How would you describe your role as CEO? My role is to set the strategic direction of the company and lead with the right values that helps foster a high-performance environment. I coach and hopefully inspire our executive team, while removing barriers for them to succeed. I'm a big believer in empowerment and autonomy, with appropriate levels of accountability and performance standards.
I often feel my role is like constantly working on a giant jigsaw puzzle where some days the pieces fit, and sometimes they don't. You've got to find a way to make it work. We serve thousands of customers 7 days a week, 363 days a year, and it's my job to help foster our team’s relentless focus on making each interaction with our locals a success.
We have developed an organizational culture that concentrates on collective values and that cares passionately about providing premium experiences.
How do you determine the pricing for each item?
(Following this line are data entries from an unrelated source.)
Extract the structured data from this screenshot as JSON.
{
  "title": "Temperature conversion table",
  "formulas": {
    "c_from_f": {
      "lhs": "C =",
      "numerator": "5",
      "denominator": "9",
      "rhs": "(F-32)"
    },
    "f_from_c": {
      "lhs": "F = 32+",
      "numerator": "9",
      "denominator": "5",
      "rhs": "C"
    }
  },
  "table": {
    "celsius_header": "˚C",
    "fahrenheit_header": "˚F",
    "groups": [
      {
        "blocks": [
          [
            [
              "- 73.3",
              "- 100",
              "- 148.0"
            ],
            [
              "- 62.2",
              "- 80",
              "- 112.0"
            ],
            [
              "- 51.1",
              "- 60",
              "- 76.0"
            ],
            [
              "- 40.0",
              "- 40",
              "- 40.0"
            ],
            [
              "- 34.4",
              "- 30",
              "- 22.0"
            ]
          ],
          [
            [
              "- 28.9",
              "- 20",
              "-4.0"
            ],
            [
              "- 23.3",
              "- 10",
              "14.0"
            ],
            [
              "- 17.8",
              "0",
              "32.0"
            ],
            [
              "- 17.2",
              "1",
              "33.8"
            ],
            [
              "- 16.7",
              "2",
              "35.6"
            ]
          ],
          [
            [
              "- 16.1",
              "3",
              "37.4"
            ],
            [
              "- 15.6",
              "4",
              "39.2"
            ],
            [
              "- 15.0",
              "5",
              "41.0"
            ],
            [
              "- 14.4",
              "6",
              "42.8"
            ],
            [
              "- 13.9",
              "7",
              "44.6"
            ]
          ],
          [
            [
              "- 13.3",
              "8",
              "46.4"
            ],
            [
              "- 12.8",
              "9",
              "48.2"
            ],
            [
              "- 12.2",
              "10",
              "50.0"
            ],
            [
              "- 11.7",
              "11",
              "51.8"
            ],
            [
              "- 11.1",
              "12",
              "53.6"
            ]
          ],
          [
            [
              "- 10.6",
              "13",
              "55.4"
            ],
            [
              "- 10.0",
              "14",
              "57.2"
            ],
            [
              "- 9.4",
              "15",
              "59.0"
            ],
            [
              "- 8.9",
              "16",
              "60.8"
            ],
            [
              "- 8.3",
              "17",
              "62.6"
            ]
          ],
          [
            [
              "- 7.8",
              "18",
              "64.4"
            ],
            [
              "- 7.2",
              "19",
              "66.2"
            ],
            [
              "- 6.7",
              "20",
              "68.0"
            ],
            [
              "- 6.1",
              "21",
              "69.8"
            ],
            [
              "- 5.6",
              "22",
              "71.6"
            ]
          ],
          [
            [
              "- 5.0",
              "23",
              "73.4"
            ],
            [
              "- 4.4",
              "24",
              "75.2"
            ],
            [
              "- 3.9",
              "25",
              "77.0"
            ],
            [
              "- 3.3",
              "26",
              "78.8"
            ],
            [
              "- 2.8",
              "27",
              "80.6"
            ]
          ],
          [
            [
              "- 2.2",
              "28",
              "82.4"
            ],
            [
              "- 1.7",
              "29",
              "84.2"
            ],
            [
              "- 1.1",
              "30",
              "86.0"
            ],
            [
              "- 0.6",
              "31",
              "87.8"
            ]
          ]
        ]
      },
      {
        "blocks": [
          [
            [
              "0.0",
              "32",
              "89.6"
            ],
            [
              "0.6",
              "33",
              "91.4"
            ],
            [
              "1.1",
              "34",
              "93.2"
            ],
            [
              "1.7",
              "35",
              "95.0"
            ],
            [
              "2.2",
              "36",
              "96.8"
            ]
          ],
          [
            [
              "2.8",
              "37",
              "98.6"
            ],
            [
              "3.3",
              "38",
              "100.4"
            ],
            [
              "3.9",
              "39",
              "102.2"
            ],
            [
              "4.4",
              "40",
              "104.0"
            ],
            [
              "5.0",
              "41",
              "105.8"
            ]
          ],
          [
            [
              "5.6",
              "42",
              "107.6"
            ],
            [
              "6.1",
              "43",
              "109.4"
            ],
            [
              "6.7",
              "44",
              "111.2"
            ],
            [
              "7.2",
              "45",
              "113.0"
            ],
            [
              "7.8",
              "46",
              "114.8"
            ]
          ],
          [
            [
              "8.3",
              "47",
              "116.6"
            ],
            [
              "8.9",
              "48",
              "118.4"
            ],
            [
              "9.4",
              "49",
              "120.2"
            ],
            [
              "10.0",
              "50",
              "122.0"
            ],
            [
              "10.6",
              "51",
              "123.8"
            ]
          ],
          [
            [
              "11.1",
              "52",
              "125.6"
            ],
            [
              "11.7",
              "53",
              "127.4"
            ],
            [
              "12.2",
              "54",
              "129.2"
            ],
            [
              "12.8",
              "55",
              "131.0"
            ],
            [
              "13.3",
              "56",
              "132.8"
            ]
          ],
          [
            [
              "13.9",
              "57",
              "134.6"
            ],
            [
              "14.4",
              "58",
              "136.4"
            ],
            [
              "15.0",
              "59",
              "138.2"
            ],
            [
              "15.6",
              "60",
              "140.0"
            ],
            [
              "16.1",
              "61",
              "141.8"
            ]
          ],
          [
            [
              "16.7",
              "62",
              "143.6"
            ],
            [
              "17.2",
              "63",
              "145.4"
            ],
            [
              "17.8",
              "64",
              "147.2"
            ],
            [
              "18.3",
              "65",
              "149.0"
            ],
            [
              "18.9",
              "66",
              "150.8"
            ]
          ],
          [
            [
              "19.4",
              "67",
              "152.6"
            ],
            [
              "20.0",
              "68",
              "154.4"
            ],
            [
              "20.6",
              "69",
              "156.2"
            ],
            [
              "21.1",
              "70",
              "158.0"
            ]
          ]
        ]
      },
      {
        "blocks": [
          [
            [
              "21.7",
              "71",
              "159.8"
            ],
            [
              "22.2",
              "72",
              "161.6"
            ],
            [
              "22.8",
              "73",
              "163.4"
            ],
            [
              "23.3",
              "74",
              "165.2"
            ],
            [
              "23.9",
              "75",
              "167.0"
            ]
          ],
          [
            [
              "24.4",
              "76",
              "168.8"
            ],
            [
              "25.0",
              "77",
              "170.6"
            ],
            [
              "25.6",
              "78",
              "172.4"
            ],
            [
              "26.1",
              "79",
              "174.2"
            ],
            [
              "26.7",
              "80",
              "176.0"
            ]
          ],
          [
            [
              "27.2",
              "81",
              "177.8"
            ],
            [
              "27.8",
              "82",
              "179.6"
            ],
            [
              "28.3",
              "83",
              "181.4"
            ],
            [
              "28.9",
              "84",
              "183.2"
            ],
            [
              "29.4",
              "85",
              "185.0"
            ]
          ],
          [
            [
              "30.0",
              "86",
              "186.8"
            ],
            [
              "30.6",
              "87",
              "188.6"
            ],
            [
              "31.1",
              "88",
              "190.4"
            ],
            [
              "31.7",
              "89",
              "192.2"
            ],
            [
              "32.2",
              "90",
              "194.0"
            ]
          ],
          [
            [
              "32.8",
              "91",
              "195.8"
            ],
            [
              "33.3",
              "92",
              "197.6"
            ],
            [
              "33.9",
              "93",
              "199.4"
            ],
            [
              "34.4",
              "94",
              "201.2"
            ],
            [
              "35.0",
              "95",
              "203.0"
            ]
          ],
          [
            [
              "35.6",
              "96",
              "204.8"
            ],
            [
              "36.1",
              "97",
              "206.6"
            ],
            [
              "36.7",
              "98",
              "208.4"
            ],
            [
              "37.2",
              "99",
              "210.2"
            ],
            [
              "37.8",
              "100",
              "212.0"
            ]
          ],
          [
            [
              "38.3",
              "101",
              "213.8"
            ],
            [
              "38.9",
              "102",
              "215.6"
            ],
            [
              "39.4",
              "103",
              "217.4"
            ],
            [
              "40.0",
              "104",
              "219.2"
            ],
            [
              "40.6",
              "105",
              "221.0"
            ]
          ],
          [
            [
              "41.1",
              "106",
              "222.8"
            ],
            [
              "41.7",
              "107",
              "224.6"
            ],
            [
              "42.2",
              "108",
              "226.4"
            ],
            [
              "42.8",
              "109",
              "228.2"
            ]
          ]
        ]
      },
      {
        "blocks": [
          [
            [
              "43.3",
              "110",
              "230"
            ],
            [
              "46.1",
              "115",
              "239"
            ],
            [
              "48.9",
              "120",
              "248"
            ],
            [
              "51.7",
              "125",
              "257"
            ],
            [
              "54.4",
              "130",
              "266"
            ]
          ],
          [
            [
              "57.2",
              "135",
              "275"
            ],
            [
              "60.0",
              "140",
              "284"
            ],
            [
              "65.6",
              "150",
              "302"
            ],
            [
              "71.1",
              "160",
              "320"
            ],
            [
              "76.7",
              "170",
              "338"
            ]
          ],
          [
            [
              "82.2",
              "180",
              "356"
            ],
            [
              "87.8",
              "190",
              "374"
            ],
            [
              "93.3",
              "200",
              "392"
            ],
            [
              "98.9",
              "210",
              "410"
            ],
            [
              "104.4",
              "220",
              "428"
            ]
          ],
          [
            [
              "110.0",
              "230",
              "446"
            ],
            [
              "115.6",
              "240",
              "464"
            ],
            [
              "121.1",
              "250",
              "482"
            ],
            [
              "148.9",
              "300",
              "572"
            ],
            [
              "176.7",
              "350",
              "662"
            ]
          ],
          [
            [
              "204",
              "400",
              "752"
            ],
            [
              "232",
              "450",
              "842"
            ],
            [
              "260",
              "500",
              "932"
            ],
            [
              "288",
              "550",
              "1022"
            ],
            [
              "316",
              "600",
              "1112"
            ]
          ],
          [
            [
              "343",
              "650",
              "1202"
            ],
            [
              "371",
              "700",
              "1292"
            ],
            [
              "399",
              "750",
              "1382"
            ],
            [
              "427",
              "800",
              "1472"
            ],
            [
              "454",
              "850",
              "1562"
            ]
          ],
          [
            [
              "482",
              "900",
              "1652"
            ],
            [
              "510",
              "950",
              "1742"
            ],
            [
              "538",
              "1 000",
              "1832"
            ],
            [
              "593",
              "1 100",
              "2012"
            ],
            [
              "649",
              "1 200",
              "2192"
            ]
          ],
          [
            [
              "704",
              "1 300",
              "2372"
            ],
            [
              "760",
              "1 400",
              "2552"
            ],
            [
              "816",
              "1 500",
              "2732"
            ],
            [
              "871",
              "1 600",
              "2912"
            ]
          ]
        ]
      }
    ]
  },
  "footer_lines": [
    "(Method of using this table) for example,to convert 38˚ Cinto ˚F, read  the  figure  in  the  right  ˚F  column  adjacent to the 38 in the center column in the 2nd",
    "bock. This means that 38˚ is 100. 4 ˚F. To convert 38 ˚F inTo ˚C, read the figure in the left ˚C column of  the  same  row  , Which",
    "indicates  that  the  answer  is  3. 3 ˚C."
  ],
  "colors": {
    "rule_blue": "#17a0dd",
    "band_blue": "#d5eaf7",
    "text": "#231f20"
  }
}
It's a function of what the competitors are doing, how much our products cost, the type of margin we need to sustain based on labor costs, real estate, other operational expenses and what we need in order to invest. You've got to decide if you're premium or budget, and whether you’re transactional vs. experiential.
How did you design the space in each location? For the first 10 or so stores we partnered with a talented Australian designer, Julia Sullivan. Now we primarily manage the design process internally and have a prescriptive view of what works, what doesn't and what our locals like.
What do you know now that you wish you'd known from the start? I think you need to be careful not to believe everything and everyone. I’m a big believer in under promising and over delivering. It’s fair to say I have had some people come in and out of the business that have promised a lot and their proclaimed value has not materialized, especially if they don’t truly understand the brand, our culture and what a premium Australian coffee and café experience involves.
What advice would you give to someone interested in starting his or her own business? If you have a great idea, step-back and start going through all the steps involved in execution. You need to know as much as your can about the industry, what's going on with the competitors, where are you going to play, what's your unique value proposition, is it really strong enough and are there enough customers out there? If you've addressed all the issues you could possibly face, and you intimately understand your downside, then you will provide yourself with a reasonable chance to succeed.
Where is the company today, and where do you see it going in the future? By the end of the year, we will have close to 30 stores across 6 cities. I'm very fortunate to lead a group of exceptional people that want to achieve a lot and be the leading Australian hospitality export. It's a lot of fun, with constant excitement and challenge.